Als we weglopen, zien we Knobi een nog grotere tak grijpen.
Symbolen gebruiken als gereedschap
Nog geen 10 of 15 jaar geleden discussieerden wetenschappers er nog over of orang-oetans in het wild ook gereedschap maakten, zegt Shumaker. Nu is het duidelijk dat ze dat doen, en er zijn verschillende voorbeelden in Animal Tool Behavior. Het boek biedt ook wetenschappelijke documentatie van andere diersoorten die in het wild gereedschap maken. Nieuw Caledonische kraaien maken haken van twijgen om prooien te vangen. Wilde chimpansees maken houten speren voor de jacht.

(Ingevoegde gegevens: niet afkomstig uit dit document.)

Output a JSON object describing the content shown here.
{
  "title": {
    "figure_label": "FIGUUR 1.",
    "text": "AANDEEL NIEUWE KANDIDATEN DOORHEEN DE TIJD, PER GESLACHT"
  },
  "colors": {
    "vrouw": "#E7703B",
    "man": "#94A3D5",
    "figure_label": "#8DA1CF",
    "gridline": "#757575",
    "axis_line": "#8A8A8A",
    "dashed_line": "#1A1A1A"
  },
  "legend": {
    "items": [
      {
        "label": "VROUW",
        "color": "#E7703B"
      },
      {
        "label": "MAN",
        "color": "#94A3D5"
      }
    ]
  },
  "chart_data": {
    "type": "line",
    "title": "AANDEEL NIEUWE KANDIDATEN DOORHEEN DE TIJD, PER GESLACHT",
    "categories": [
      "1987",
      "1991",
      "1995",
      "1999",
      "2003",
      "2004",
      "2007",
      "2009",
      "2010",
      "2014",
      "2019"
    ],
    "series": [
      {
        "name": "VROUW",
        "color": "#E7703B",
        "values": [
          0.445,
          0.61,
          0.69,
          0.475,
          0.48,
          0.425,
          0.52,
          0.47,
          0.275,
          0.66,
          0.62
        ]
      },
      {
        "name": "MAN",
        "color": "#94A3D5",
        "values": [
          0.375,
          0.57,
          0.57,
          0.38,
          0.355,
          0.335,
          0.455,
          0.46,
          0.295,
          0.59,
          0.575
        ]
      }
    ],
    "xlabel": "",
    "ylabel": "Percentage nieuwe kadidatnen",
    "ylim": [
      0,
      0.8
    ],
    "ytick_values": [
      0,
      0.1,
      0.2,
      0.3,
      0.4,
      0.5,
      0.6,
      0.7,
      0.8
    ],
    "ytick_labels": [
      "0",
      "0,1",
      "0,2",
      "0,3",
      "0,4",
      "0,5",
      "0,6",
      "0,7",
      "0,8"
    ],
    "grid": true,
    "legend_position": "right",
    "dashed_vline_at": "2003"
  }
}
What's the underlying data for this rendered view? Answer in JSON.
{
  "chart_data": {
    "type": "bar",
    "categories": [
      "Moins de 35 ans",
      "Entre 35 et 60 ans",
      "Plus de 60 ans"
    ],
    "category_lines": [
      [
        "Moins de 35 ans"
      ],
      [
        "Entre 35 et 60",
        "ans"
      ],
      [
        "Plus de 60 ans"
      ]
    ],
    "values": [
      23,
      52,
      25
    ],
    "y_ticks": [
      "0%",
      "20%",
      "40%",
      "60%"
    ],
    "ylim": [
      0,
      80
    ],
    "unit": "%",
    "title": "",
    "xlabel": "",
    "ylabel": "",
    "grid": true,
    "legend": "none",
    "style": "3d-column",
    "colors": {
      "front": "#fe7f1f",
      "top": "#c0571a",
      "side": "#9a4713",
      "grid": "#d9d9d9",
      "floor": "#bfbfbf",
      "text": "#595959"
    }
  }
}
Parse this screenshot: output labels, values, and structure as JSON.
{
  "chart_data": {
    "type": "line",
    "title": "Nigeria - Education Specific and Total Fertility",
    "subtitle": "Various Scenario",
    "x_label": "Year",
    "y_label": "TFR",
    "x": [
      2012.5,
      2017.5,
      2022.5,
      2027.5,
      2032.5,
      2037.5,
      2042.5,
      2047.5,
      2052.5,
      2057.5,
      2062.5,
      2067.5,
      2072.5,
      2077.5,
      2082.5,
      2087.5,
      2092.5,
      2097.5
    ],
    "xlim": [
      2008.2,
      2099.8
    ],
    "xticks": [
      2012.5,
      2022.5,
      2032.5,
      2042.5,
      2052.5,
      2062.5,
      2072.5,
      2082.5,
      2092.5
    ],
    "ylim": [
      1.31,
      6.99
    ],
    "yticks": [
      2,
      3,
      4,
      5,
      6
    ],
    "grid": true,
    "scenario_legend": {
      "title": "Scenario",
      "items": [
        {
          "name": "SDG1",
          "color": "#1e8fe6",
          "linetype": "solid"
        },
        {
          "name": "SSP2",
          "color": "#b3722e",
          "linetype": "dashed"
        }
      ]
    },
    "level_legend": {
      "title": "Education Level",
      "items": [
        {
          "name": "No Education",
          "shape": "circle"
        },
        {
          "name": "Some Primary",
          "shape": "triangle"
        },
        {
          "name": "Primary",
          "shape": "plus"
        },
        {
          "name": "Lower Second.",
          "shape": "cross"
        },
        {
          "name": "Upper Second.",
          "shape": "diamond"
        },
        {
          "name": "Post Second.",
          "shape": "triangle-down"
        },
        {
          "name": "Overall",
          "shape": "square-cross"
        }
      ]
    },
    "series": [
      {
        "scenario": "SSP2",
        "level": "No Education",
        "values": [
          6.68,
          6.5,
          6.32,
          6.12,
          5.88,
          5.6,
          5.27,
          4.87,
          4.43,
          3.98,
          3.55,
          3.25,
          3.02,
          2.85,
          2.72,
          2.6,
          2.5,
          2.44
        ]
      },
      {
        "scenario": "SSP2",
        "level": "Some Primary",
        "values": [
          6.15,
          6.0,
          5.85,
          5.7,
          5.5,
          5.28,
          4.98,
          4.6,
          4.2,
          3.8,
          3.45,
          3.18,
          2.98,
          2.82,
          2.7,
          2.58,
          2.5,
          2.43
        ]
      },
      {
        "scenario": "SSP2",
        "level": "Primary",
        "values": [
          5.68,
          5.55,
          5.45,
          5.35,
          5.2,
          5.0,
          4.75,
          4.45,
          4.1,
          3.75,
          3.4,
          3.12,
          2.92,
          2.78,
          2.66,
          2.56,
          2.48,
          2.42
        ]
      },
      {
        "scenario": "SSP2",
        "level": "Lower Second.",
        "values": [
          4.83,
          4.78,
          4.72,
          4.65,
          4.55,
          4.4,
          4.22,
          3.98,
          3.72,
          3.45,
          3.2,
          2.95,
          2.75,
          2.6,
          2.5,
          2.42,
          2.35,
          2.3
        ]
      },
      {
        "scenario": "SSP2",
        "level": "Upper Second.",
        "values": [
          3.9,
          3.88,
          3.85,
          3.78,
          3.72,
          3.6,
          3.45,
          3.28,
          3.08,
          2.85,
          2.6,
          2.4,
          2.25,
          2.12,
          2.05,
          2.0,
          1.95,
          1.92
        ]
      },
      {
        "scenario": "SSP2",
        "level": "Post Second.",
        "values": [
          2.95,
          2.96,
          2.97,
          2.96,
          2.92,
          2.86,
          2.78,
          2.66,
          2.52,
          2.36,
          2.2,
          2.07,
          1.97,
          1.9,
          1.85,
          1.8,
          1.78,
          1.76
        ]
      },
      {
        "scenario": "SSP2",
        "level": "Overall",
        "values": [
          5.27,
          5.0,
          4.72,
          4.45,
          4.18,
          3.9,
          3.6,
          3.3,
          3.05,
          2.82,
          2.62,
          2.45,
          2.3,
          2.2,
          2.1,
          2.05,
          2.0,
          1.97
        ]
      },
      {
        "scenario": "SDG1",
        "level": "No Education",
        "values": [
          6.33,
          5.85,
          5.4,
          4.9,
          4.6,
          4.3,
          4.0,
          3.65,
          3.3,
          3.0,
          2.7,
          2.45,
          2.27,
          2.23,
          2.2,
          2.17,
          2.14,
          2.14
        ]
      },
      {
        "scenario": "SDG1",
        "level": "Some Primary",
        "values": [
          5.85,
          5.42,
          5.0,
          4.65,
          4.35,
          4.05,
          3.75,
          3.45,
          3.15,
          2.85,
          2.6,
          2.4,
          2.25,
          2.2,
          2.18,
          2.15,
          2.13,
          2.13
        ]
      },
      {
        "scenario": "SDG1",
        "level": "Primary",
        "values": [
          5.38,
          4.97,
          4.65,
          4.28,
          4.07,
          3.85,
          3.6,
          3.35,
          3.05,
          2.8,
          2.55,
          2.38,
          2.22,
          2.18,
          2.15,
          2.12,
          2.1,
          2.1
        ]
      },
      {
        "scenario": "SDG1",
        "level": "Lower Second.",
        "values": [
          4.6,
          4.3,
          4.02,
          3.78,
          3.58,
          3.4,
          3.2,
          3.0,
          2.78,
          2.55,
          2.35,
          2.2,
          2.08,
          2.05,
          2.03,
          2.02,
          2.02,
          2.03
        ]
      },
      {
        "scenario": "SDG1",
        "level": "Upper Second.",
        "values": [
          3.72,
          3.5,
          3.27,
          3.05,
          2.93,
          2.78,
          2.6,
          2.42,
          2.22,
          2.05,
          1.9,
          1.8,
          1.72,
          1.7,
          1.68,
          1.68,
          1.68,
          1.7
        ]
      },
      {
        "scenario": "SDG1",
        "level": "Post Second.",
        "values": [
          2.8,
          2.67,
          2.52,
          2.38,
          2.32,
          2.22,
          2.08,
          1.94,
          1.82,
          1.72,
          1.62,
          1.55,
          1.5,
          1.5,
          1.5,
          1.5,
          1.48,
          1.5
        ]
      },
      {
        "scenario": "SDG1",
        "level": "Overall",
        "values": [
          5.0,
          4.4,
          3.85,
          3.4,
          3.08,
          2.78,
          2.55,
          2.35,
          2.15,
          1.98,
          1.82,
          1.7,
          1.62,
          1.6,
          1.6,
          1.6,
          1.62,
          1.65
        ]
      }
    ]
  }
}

Misschien wel de meest verrassende en controversiële bevindingen in het nieuwe boek betreffen wat wetenschappers symbolisch gereedschapgebruik noemen. “Dit zijn voorbeelden waarbij we zien dat gereedschap wordt gebruikt om iets anders te vertegenwoordigen of om een verandering in de psychologische toestand te bewerkstelligen,” zegt Shumaker
Symbolisch gereedschapgebruik is iets wat mensen elke keer doen als ze voor een item betalen met papieren biljetten of munten. En sommige apen en apen in gevangenschap hebben geleerd om penningen te gebruiken die ze ruilen voor verschillende voedingsmiddelen.
Maar Shumaker is meer geïntrigeerd door het soort symbolische hulpmiddelen dat emoties kan beïnvloeden. Daar zijn veel voorbeelden van bij mensen. Kinderen hebben vaak een speciaal knuffeldier of dekentje dat veel meer is dan speelgoed. Het voorwerp vertegenwoordigt troost of veiligheid voor hen, en ze gebruiken het om zich beter te voelen.
Het is nog een gedrag dat wetenschappers ooit als uniek menselijk beschouwden. Maar Shumaker zegt dat er steeds meer bewijs is dat sommige dieren symbolische hulpmiddelen op vrijwel dezelfde manier gebruiken.
“We zouden grote apen zien in tijden van grote stress of verdriet, zoals een vrouwtje dat een kind had dat stierf,” zegt Shumaker. “Dat vrouwtje zou iets creëren dat onderzoekers een pop noemden en het dan precies zo behandelen als ze haar zuigeling had behandeld die onlangs was gestorven.”
Shumaker zegt dat wetenschappers nog steeds debatteren over de betekenis van voorbeelden als deze. Maar hij zegt dat het feit dat zo’n debat zelfs plaatsvindt, laat zien hoeveel dingen zijn veranderd sinds de jaren zestig, toen wetenschappers voor het eerst beseften dat mensen niet de enigen waren die gereedschappen gebruikten.